# kompilierung klappt nur wenn main vorhanden ist



## jollyroger (22. Feb 2006)

hallo, 

weder google noch suchfunktion haben mich bei folgendem problem weitergebracht:

folgendes einfaches programm zum aufbauen einer jdbc-mysql-verbindung:


```
import java.sql.Connection;
import java.sql.DriverManager;
import java.sql.SQLException;

public class ExtractRFQ {

	  public static void main(String args[]) {
	    Connection con = null;
	
	    try {
	      Class.forName("com.mysql.jdbc.Driver").newInstance();
	      con = DriverManager.getConnection("jdbc:mysql:///test",
	        "test", "test");

	      if(!con.isClosed())
	        System.out.println("Successfully connected to " +
	          "MySQL server using TCP/IP...");

	    } catch(Exception e) {
	      System.err.println("Exception: " + e.getMessage());
	    } finally {
	      try {
	        if(con != null)
	          con.close();
	      } catch(SQLException e) {}
	    }
	  }
	}
```

klappt wunderbar....

entferne ich aber nun:


```
public static void main(String args[]) { }
```

zeigt mir eclipse


```
syntax error on token ";" , { expected after this token
```

für die zeile:


```
Connection con = null;
```

hat dafür jemand ein erklärung? das ich das ding ohne die main-methode nicht ausführen kann ist mir ja klar, aber kompilieren müsste doch klappen? wo ist denn hier das problem?
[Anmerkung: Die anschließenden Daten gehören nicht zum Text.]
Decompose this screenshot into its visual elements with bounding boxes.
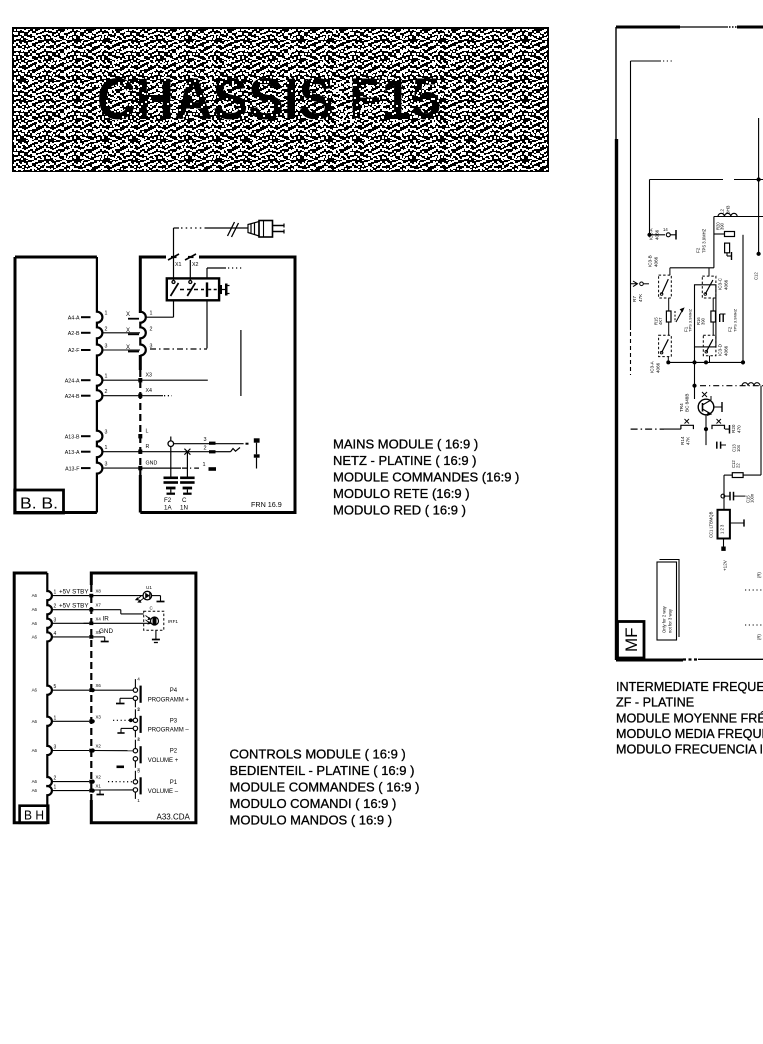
pushbutton P2 [133, 737, 179, 772]
analog switch IC3-A [650, 335, 672, 373]
svg-text:2: 2 [54, 776, 57, 782]
svg-text:390: 390 [701, 317, 706, 325]
ground [99, 790, 101, 795]
IF module frame [616, 27, 763, 660]
svg-text:IC3-B: IC3-B [648, 255, 653, 267]
wire dashdot [631, 428, 664, 430]
svg-text:3: 3 [137, 768, 140, 773]
wire [102, 395, 140, 397]
svg-text:A6: A6 [32, 607, 38, 612]
IR receiver U2 [144, 606, 179, 631]
svg-text:4066: 4066 [656, 362, 661, 373]
controls board B H outline [14, 573, 47, 823]
svg-text:A6: A6 [32, 593, 38, 598]
svg-text:TPS 3.9MHZ: TPS 3.9MHZ [688, 308, 693, 332]
wire [667, 357, 669, 363]
wire [102, 451, 140, 453]
svg-text:A6: A6 [32, 788, 38, 793]
svg-text:MODULO COMANDI ( 16:9 ): MODULO COMANDI ( 16:9 ) [230, 796, 397, 811]
switch actuator [220, 284, 230, 296]
dashed board edge [90, 585, 92, 800]
svg-text:PROGRAMM –: PROGRAMM – [148, 727, 190, 733]
svg-text:C: C [182, 497, 187, 504]
svg-text:A4-A: A4-A [68, 315, 80, 321]
svg-text:A24-B: A24-B [65, 394, 80, 400]
svg-text:(R): (R) [757, 572, 762, 578]
svg-text:A6: A6 [32, 748, 38, 753]
svg-text:VOLUME +: VOLUME + [148, 758, 179, 764]
svg-text:BC 848B: BC 848B [685, 394, 690, 412]
svg-text:P4: P4 [170, 688, 178, 694]
svg-text:X7: X7 [96, 603, 102, 608]
svg-text:MAINS MODULE ( 16:9 ): MAINS MODULE ( 16:9 ) [333, 437, 478, 452]
wire [91, 749, 94, 752]
svg-text:1: 1 [105, 311, 108, 317]
svg-text:C: C [150, 606, 153, 611]
svg-text:X2: X2 [96, 744, 102, 749]
svg-text:MODULO RETE (16:9 ): MODULO RETE (16:9 ) [333, 486, 470, 501]
svg-text:P2: P2 [170, 749, 178, 755]
svg-text:3: 3 [105, 462, 108, 468]
wire switch pole1 to X pin1 [173, 300, 175, 317]
svg-text:CC1 LTBMQB: CC1 LTBMQB [709, 511, 714, 538]
connector X bumps [140, 312, 146, 356]
wire [52, 595, 89, 597]
svg-text:4066: 4066 [724, 345, 729, 356]
svg-text:BEDIENTEIL - PLATINE ( 16:9 ): BEDIENTEIL - PLATINE ( 16:9 ) [230, 763, 415, 778]
wire [52, 609, 89, 611]
wire [102, 467, 140, 469]
ground [104, 637, 106, 642]
pin X6 [89, 688, 93, 692]
capacitor F2 [164, 447, 179, 512]
svg-text:470: 470 [737, 425, 742, 433]
ground [155, 630, 157, 639]
capacitor [720, 313, 726, 315]
IC CC1 [709, 510, 745, 539]
wire [52, 622, 89, 624]
ground [120, 697, 133, 699]
svg-text:+5V STBY: +5V STBY [59, 603, 89, 610]
capacitor C [180, 449, 195, 512]
svg-text:MODULE COMMANDES ( 16:9 ): MODULE COMMANDES ( 16:9 ) [230, 780, 420, 795]
svg-text:IR: IR [103, 616, 110, 623]
svg-text:X: X [126, 345, 130, 351]
svg-text:TPS 3.9MHZ: TPS 3.9MHZ [733, 308, 738, 332]
svg-text:1: 1 [150, 311, 153, 317]
text block IF module [616, 680, 763, 757]
wire [91, 789, 94, 792]
svg-text:14: 14 [663, 227, 668, 232]
svg-text:MODULE COMMANDES (16:9 ): MODULE COMMANDES (16:9 ) [333, 470, 519, 485]
svg-text:A24-A: A24-A [65, 378, 80, 384]
svg-text:390: 390 [720, 222, 725, 230]
pushbutton P3 [133, 707, 189, 742]
svg-text:B H: B H [24, 809, 44, 823]
svg-text:X2: X2 [96, 775, 102, 780]
svg-text:1: 1 [54, 785, 57, 791]
svg-text:ZF - PLATINE: ZF - PLATINE [616, 696, 694, 710]
svg-text:not for 3 way: not for 3 way [668, 608, 673, 633]
svg-text:3: 3 [105, 430, 108, 436]
pin R [138, 450, 142, 454]
connector edge with bumps [97, 257, 103, 513]
svg-text:1: 1 [137, 798, 140, 803]
pin X2 [89, 749, 93, 753]
pin L [138, 434, 142, 438]
svg-text:+12V: +12V [723, 559, 728, 571]
MF label box [618, 622, 645, 659]
svg-text:X: X [126, 312, 130, 318]
ground bar [117, 766, 125, 769]
note box [657, 560, 679, 641]
svg-text:22: 22 [736, 463, 741, 468]
svg-text:PROGRAMM +: PROGRAMM + [148, 697, 190, 703]
mains switch S1 [167, 252, 219, 300]
title block CHASSIS F15 [13, 28, 548, 171]
wire [102, 332, 140, 334]
wire X3 [142, 379, 208, 381]
svg-text:F2: F2 [696, 247, 701, 253]
svg-text:2: 2 [150, 326, 153, 332]
svg-text:Only for 2 way: Only for 2 way [662, 605, 667, 633]
wire [52, 790, 89, 792]
svg-text:1N: 1N [180, 505, 188, 512]
svg-text:L: L [146, 429, 149, 435]
wire R to jack switch [142, 451, 209, 453]
pin X7 [89, 608, 93, 612]
svg-text:3: 3 [54, 745, 57, 751]
wire [630, 61, 632, 330]
wire [91, 780, 94, 783]
wire [694, 347, 696, 399]
label box B H [20, 806, 49, 823]
wire [84, 622, 90, 624]
svg-text:TPS 3.9MHZ: TPS 3.9MHZ [702, 228, 707, 253]
svg-text:X1: X1 [96, 784, 102, 789]
node R junction [168, 441, 174, 447]
svg-text:MODULO MEDIA FREQUENZA: MODULO MEDIA FREQUENZA [616, 727, 763, 741]
svg-text:X3: X3 [96, 714, 102, 719]
pin GND [138, 466, 142, 470]
wire [713, 217, 715, 268]
wire [760, 386, 762, 475]
svg-text:1 2 3: 1 2 3 [720, 524, 725, 534]
pad 2 [209, 450, 216, 453]
wire [52, 750, 89, 752]
pin X2 [89, 780, 93, 784]
pin X3 [138, 378, 142, 382]
chassis board B.B. outline [15, 257, 97, 513]
wire [52, 781, 89, 783]
svg-text:IC3-A: IC3-A [650, 360, 655, 373]
svg-text:MODULO RED ( 16:9 ): MODULO RED ( 16:9 ) [333, 503, 466, 518]
text block mains module [333, 437, 519, 518]
svg-text:FRN 16.9: FRN 16.9 [251, 500, 282, 509]
wire [742, 235, 744, 363]
wire GND [142, 467, 181, 469]
wire [102, 349, 140, 351]
svg-text:GND: GND [146, 461, 158, 467]
svg-text:47K: 47K [686, 436, 691, 445]
svg-text:104: 104 [736, 444, 741, 452]
connector edge bumps [47, 573, 52, 823]
svg-text:U1: U1 [146, 585, 152, 590]
svg-text:A6: A6 [32, 688, 38, 693]
pin X8 [89, 594, 93, 598]
svg-text:IC3-C: IC3-C [718, 277, 723, 290]
analog switch IC3-B [648, 255, 672, 298]
wire [669, 268, 671, 275]
wire node to jack contact [174, 443, 209, 445]
+12V supply [723, 539, 725, 548]
fuse X2 [185, 254, 196, 260]
svg-text:A6: A6 [32, 779, 38, 784]
svg-text:A2-F: A2-F [68, 348, 80, 354]
svg-text:INTERMEDIATE FREQUENCY MODULE: INTERMEDIATE FREQUENCY MODULE [616, 680, 763, 694]
pin X4 [138, 394, 142, 398]
svg-text:A13-A: A13-A [65, 450, 80, 456]
fuse X1 [168, 254, 179, 260]
svg-text:P3: P3 [170, 718, 178, 724]
svg-text:MODULO MANDOS ( 16:9 ): MODULO MANDOS ( 16:9 ) [230, 813, 393, 828]
wire (open) [240, 330, 242, 396]
svg-text:2: 2 [105, 326, 108, 332]
svg-text:4K7: 4K7 [658, 317, 663, 325]
svg-text:3: 3 [105, 344, 108, 350]
wire [52, 636, 89, 638]
svg-text:2: 2 [204, 445, 207, 451]
svg-text:4066: 4066 [724, 279, 729, 290]
wire [650, 179, 724, 181]
label box B.B. [15, 490, 64, 513]
svg-text:A33.CDA: A33.CDA [157, 813, 191, 822]
svg-text:1: 1 [203, 462, 206, 468]
svg-text:R14: R14 [680, 436, 685, 445]
svg-text:IRF1: IRF1 [168, 619, 178, 624]
svg-text:A13-F: A13-F [65, 466, 80, 472]
wire [705, 415, 707, 445]
svg-text:X8: X8 [96, 589, 102, 594]
wire [91, 609, 121, 611]
svg-text:TR4: TR4 [679, 403, 684, 412]
svg-text:X3: X3 [146, 373, 153, 379]
svg-text:3: 3 [54, 617, 57, 623]
svg-text:47K: 47K [638, 293, 643, 302]
svg-text:1: 1 [105, 374, 108, 380]
svg-text:R7: R7 [632, 296, 637, 302]
svg-text:2: 2 [54, 604, 57, 610]
pushbutton P1 [133, 768, 179, 803]
svg-text:A13-B: A13-B [65, 434, 80, 440]
svg-text:C12: C12 [754, 272, 759, 280]
pushbutton P4 [133, 677, 189, 712]
wire [102, 379, 140, 381]
svg-text:(R): (R) [757, 634, 762, 640]
svg-text:A6: A6 [32, 634, 38, 639]
trimmer [676, 308, 684, 322]
wire [723, 475, 725, 510]
mains module board outline [140, 257, 295, 513]
pad 1 [209, 467, 217, 471]
text block controls module [230, 747, 420, 828]
svg-text:X2: X2 [192, 262, 199, 268]
svg-text:X6: X6 [96, 683, 102, 688]
svg-text:CONTROLS MODULE ( 16:9 ): CONTROLS MODULE ( 16:9 ) [230, 747, 406, 762]
pin X1 [89, 789, 93, 793]
wire [758, 118, 760, 254]
svg-text:4: 4 [137, 737, 140, 742]
svg-text:+5V STBY: +5V STBY [59, 589, 89, 596]
wire [709, 356, 711, 363]
wire [91, 689, 94, 692]
wire [52, 720, 89, 722]
svg-text:F2: F2 [164, 497, 172, 504]
mains plug [174, 221, 285, 238]
svg-text:B. B.: B. B. [20, 496, 58, 513]
pin X3 [89, 720, 93, 724]
svg-text:1: 1 [54, 590, 57, 596]
wire dashdot [700, 385, 763, 387]
svg-text:4066: 4066 [654, 256, 659, 267]
wire [52, 689, 89, 691]
pin X4 [89, 622, 93, 626]
svg-text:1: 1 [54, 715, 57, 721]
transistor TR4 [679, 392, 722, 415]
wire node above switch [206, 268, 208, 278]
wire [91, 595, 142, 597]
svg-text:3H3: 3H3 [726, 205, 731, 214]
analog switch IC3-D [703, 335, 728, 356]
bus wire [668, 361, 744, 363]
svg-text:A2-B: A2-B [68, 331, 80, 337]
svg-text:A6: A6 [32, 621, 38, 626]
svg-text:1: 1 [105, 445, 108, 451]
pad 3 [209, 442, 216, 445]
svg-text:R20: R20 [731, 424, 736, 433]
pin X5 [89, 635, 93, 639]
svg-text:X4: X4 [96, 616, 102, 621]
svg-text:R: R [146, 444, 150, 450]
svg-text:MF: MF [622, 627, 641, 652]
svg-text:MODULE MOYENNE FRÉQUENCE: MODULE MOYENNE FRÉQUENCE [616, 710, 763, 725]
wire switch bar to pin3 [206, 300, 208, 348]
wire [91, 720, 94, 723]
svg-text:A6: A6 [32, 719, 38, 724]
svg-text:1A: 1A [164, 505, 172, 512]
svg-text:X4: X4 [146, 388, 153, 394]
svg-text:X: X [126, 328, 130, 334]
svg-text:MODULO FRECUENCIA INTERMEDIA: MODULO FRECUENCIA INTERMEDIA [616, 743, 763, 757]
ground [152, 595, 161, 597]
controls module board outline [91, 573, 196, 823]
svg-text:X1: X1 [175, 262, 182, 268]
analog switch IC3-C [702, 276, 728, 298]
svg-text:VOLUME –: VOLUME – [148, 789, 179, 795]
LED U1 [136, 585, 153, 602]
svg-text:GND: GND [99, 628, 113, 635]
svg-text:IC3-D: IC3-D [718, 343, 723, 356]
wire plug to fuse X1 [173, 228, 175, 252]
ground [121, 727, 133, 729]
svg-text:4: 4 [137, 677, 140, 682]
svg-text:P1: P1 [170, 780, 178, 786]
svg-text:NETZ - PLATINE ( 16:9 ): NETZ - PLATINE ( 16:9 ) [333, 453, 477, 468]
svg-text:4: 4 [54, 631, 57, 637]
svg-text:100n: 100n [750, 493, 755, 503]
wire [708, 268, 710, 276]
svg-text:5: 5 [54, 684, 57, 690]
wire [91, 636, 104, 638]
svg-text:3: 3 [204, 437, 207, 443]
mains board dashed edge [139, 370, 141, 475]
wire X4 [142, 395, 163, 397]
svg-text:2: 2 [105, 389, 108, 395]
headphone jack J1 [254, 438, 260, 468]
box with R16 [695, 285, 716, 347]
svg-text:3: 3 [137, 707, 140, 712]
p.s.: klammern oder ähnliches hab ich nicht vergessen, hier ist der code der NICHT zu kompilieren geht, obwohl nur die main-methode fehlt:



```
import java.sql.Connection;
import java.sql.DriverManager;
import java.sql.SQLException;

public class ExtractRFQ {

	    Connection con = null;

	    try {
	      Class.forName("com.mysql.jdbc.Driver").newInstance();
	      con = DriverManager.getConnection("jdbc:mysql:///rfq",
	        "rfq", "rfq");

	      if(!con.isClosed())
	        System.out.println("Successfully connected to " +
	          "MySQL server using TCP/IP...");

	    } catch(Exception e) {
	      System.err.println("Exception: " + e.getMessage());
	    } finally {
	      try {
	        if(con != null)
	          con.close();
	      } catch(SQLException e) {}
	    }
	}
```


----------



## lin (22. Feb 2006)

hm.. ich kenn mich mit JDBC net aus,.. aber muss das ganze nicht in ne Methode rein?

edit: doch eh.. du kannst nicht einfach code in ne Klasse reinschreiben, .. dazu sind Methoden da..


----------



## jollyroger (22. Feb 2006)

> doch eh.. du kannst nicht einfach code in ne Klasse reinschreiben, .. dazu sind Methoden da..



ja, das ist mir klar, dass man dafür methoden nehmen sollte, aber muss man das wirklich?
gibt es einen grund (ausser design) warum nicht direkt code in eine klasse schreiben kann?

danke für den hinweis auf jeden fall


----------



## Roar (22. Feb 2006)

jollyroger hat gesagt.:
			
		

> > doch eh.. du kannst nicht einfach code in ne Klasse reinschreiben, .. dazu sind Methoden da..
> 
> 
> 
> ...


ehm, schau dir vielleicht nochmal nen oop oder java einsteigerbuch an bevor du mit jdbc rumfrickelst. du kannst keinen code einfachso in eine klasse schreiben (überleg mal: wann z.B. sollte der code denn ausgeführt werden?)


----------



## jollyroger (22. Feb 2006)

> überleg mal: wann z.B. sollte der code denn ausgeführt werden?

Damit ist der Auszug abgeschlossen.